Сбивал стул под ним. Избивал до крови и провалов в памяти. Насиловал, навязывал незащищенный секс. Принуждал к деторождению (камон, он мужчина, какого черта!). Тратил пять тысяч на такси не понравившемуся любовнику на одну ночь, но жмотил скинуть голодающему мужу триста рублей на шаурму, когда у них не было денег. Скандалил в офисе, скидывая вину на мужа (мол, спровоцировал). Заставлял работать по двенадцать часов подряд с перерывами на побои. Принуждал к хуевой туче микрокредитов. Задерживал зарплату или вовсе не выплачивал (типа «в счет организации»). Запрещал принимать тестостерон. Вот что делал Комов.

Он описывал это все в мельчайших деталях. Я же автор хоррора, я могу воспринимать такое. Однако несмотря на мою толстокожесть, это слишком тяжело. Некоторые из тех графичных описаний снились мне в кошмарах. Я привожу их лишь кратко, потому что:

а) это его история, а не моя;

б) ему как мужчине тяжело признавать, что он пережил такое. Думает, что это делает его менее мужчиной. Нет, не делает;

в) часть этих историй моя память милостиво заблокировала.

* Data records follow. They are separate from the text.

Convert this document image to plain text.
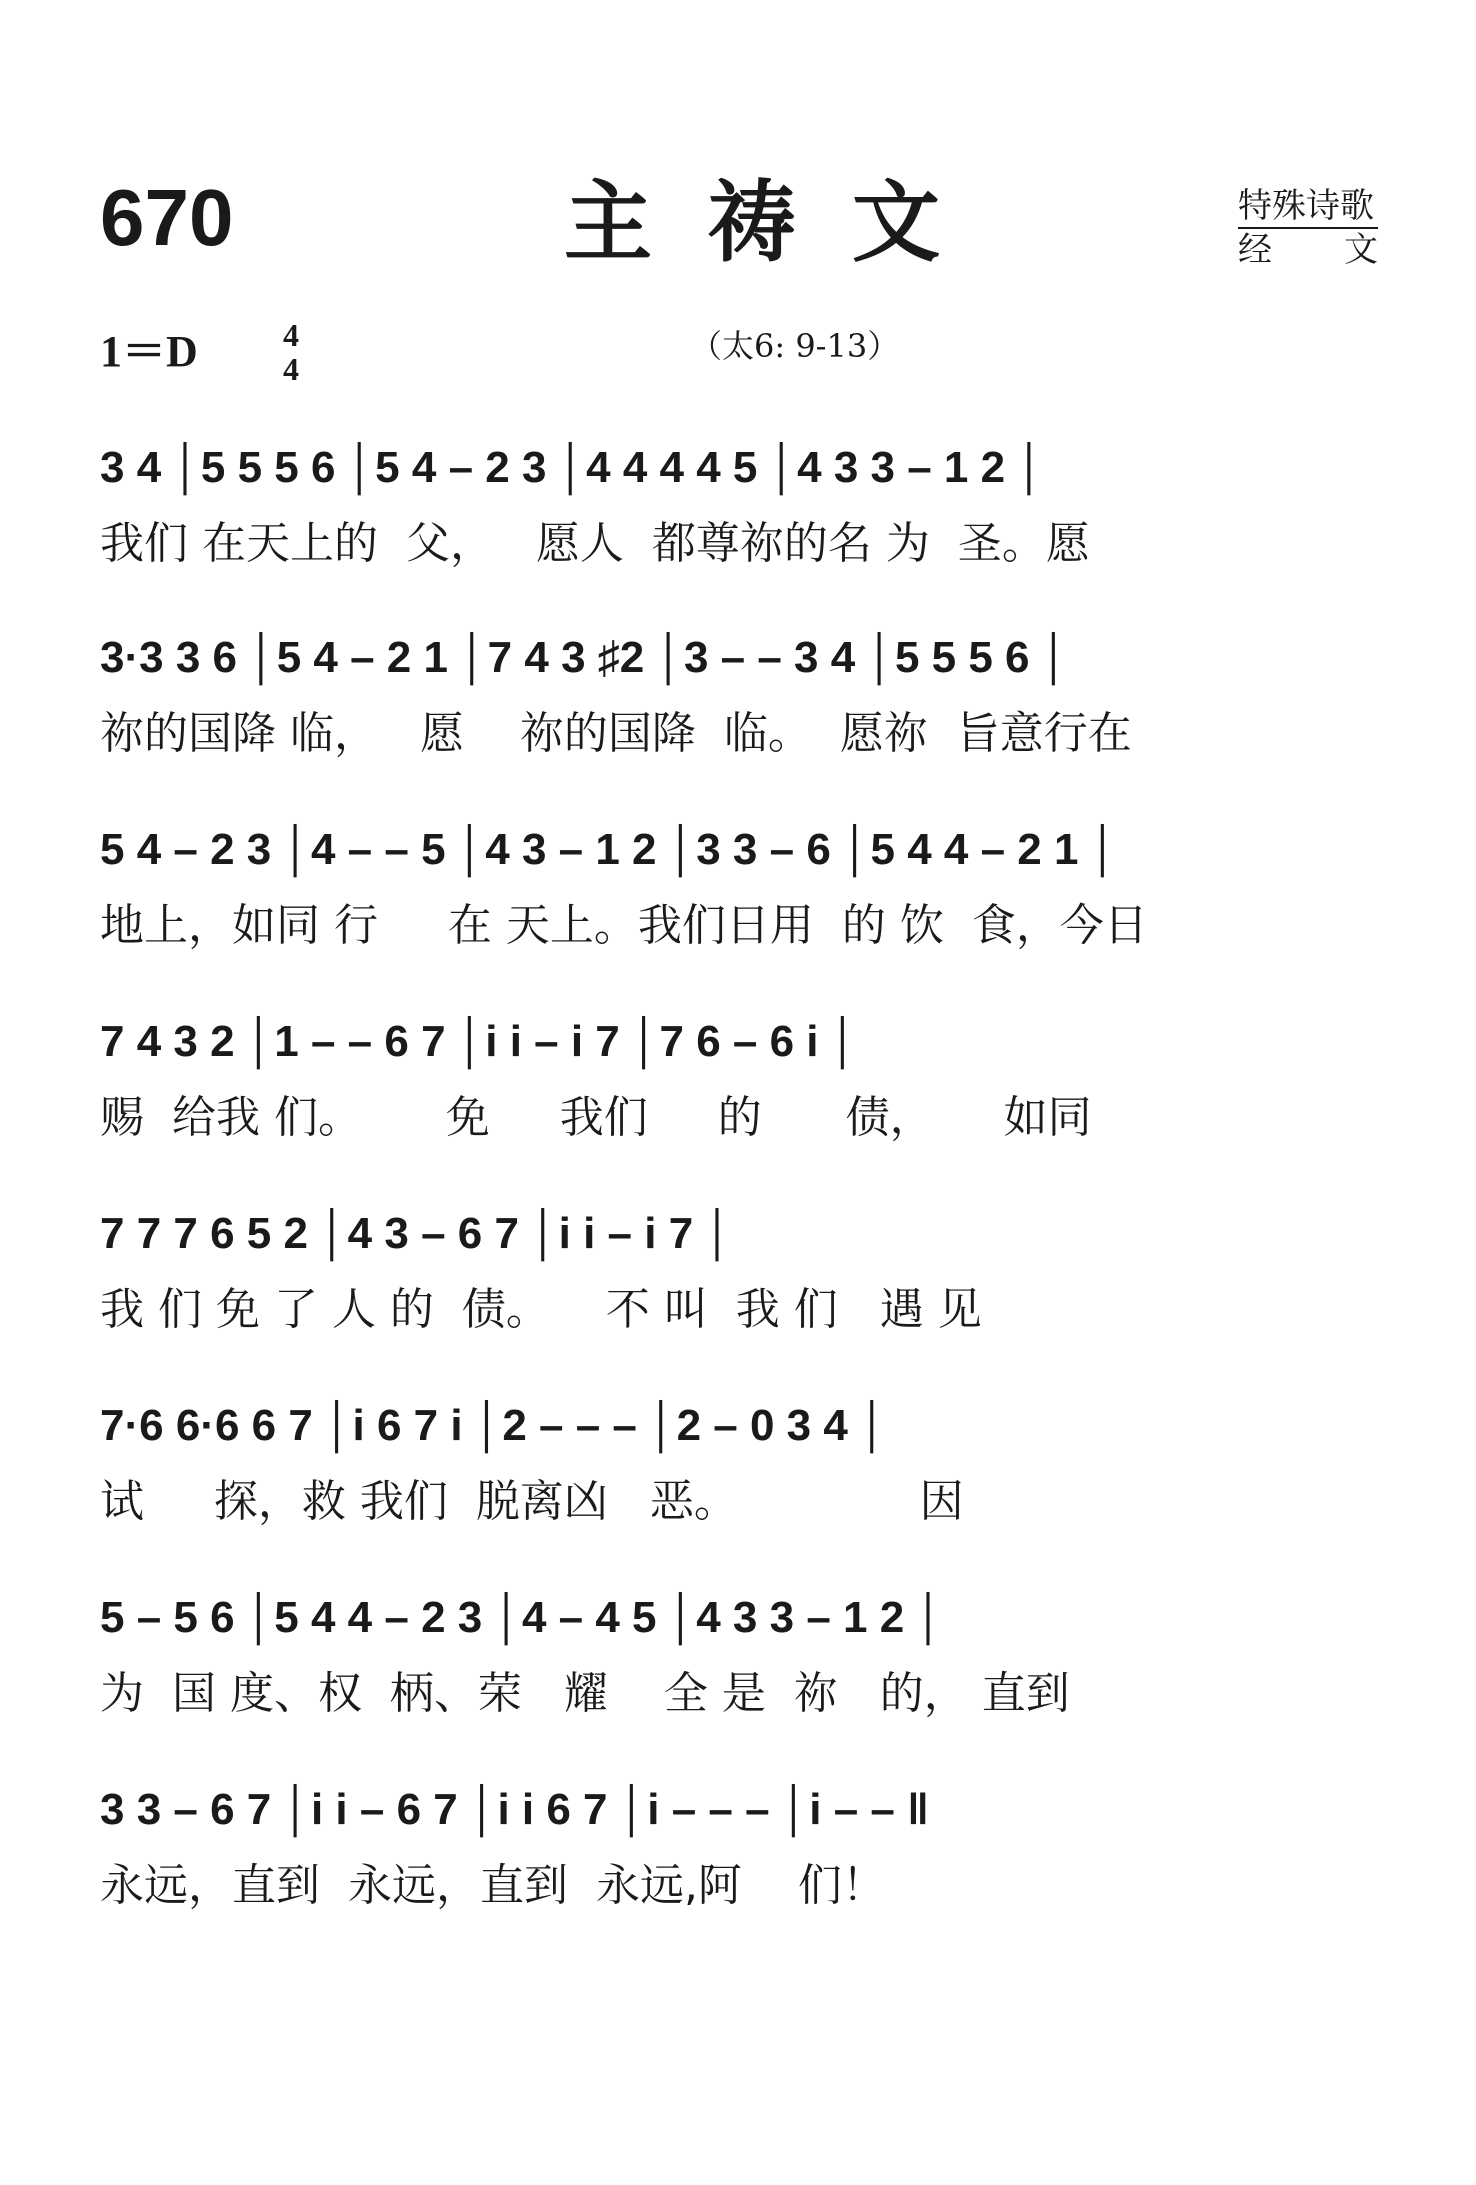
670	主祷文	特殊诗歌
经　　文
1＝D	4
4
（太6: 9-13）
3 4 │5 5 5 6 │5 4 – 2 3 │4 4 4 4 5 │4 3 3 – 1 2 │
我们 在天上的  父，   愿人  都尊祢的名 为  圣。愿
3·3 3 6 │5 4 – 2 1 │7 4 3 ♯2 │3 – – 3 4 │5 5 5 6 │
祢的国降 临，   愿    祢的国降  临。  愿祢  旨意行在
5 4 – 2 3 │4 – – 5 │4 3 – 1 2 │3 3 – 6 │5 4 4 – 2 1 │
地上，如同 行     在 天上。我们日用  的 饮  食，今日
7 4 3 2 │1 – – 6 7 │i i – i 7 │7 6 – 6 i │
赐  给我 们。      免     我们     的      债，     如同
7 7 7 6 5 2 │4 3 – 6 7 │i i – i 7 │
我 们 免 了 人 的  债。    不 叫  我 们   遇 见
7·6 6·6 6 7 │i 6 7 i │2 – – – │2 – 0 3 4 │
试     探，救 我们  脱离凶   恶。             因
5 – 5 6 │5 4 4 – 2 3 │4 – 4 5 │4 3 3 – 1 2 │
为  国 度、权  柄、荣   耀    全 是  祢   的， 直到
3 3 – 6 7 │i i – 6 7 │i i 6 7 │i – – – │i – – ‖
永远，直到  永远，直到  永远,阿    们！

Я помню ощущение оцепенения и бессильной ярости, что накатывала на меня при прочтении этого ужаса. Помню, как замирало тело, как горел лоб, как вкуснейший протеиновый брауни во рту превращался в безвкусное липнущее к зубам месиво. Пальцы, мои и одновременно не мои, писали слова сочувствия ему и проклятия в адрес Комова. Хотелось плакать, но сухие глаза не были способны проронить и слезинки.

Каждая такая история ощущалась, будто я проваливаюсь под лед озера с черной водой. Озера человеческих грехов и скорбей. По работе я окунаюсь туда добровольно. Ныряю в горькую воду, чтобы набраться материалов для новых сценариев. Но тогда меня постоянно проваливало в это озеро. А вынырнуть и попросить передышки для меня было слабостью. Ему было нужно, чтоб его слушали, а мои жалобы отвернули бы его раз и навсегда. Так что пусть говорит, пусть жалуется, пусть плачет и кричит. Я не могу, он может. Красава, так и надо. Всяко лучше, чем прожить всю жизнь Каменной Княжной, а потом умереть в сорок от инфаркта.

После таких историй меня посещали мысли о том, что я ничего не могу с этим сделать. Кроме как слушать, слушать и слушать. Быть рядом, поддерживать морально. Объяснять, что с ним все так, что Комов мразь, после очередной простыни этого хуилы в личке. Объяснять, как работает абьюз, вот, смотри, паттерн, давай проанализируем текст, ты ведь филолог. И думать о том, как сильно я хочу, чтобы эта тварь получила по заслугам.

Вот только сделать ничего было нельзя. Комов юрист, хуй ты его посадишь. За домашнее насилие в России не сажают. Насилие — сомнительный выход, вернуться к пункту «он юрист». Пригрозить конторе — подставить под угрозу таких же, как я, людей, которым повезло меньше нашего.

«Травма представляет собой угрозу жизни, беспомощность и длительность»

Моей большой отдушиной стал эскапизм в работу. Сценарий трехтомного комикса про изнанку русского квир-активизма, если точнее. Здесь можно было ни перед кем не расшаркиваться, ни перед кем не оправдываться. Просто писать. Если не писать — так разгонять в своем блоге дополнительные материалы. На которые он, к слову, всегда задавал подробные и интересные вопросы. А потом приходил в личку со словами: «Слишком жизненно, Джейн». Это только подтверждало правильность творческого пути.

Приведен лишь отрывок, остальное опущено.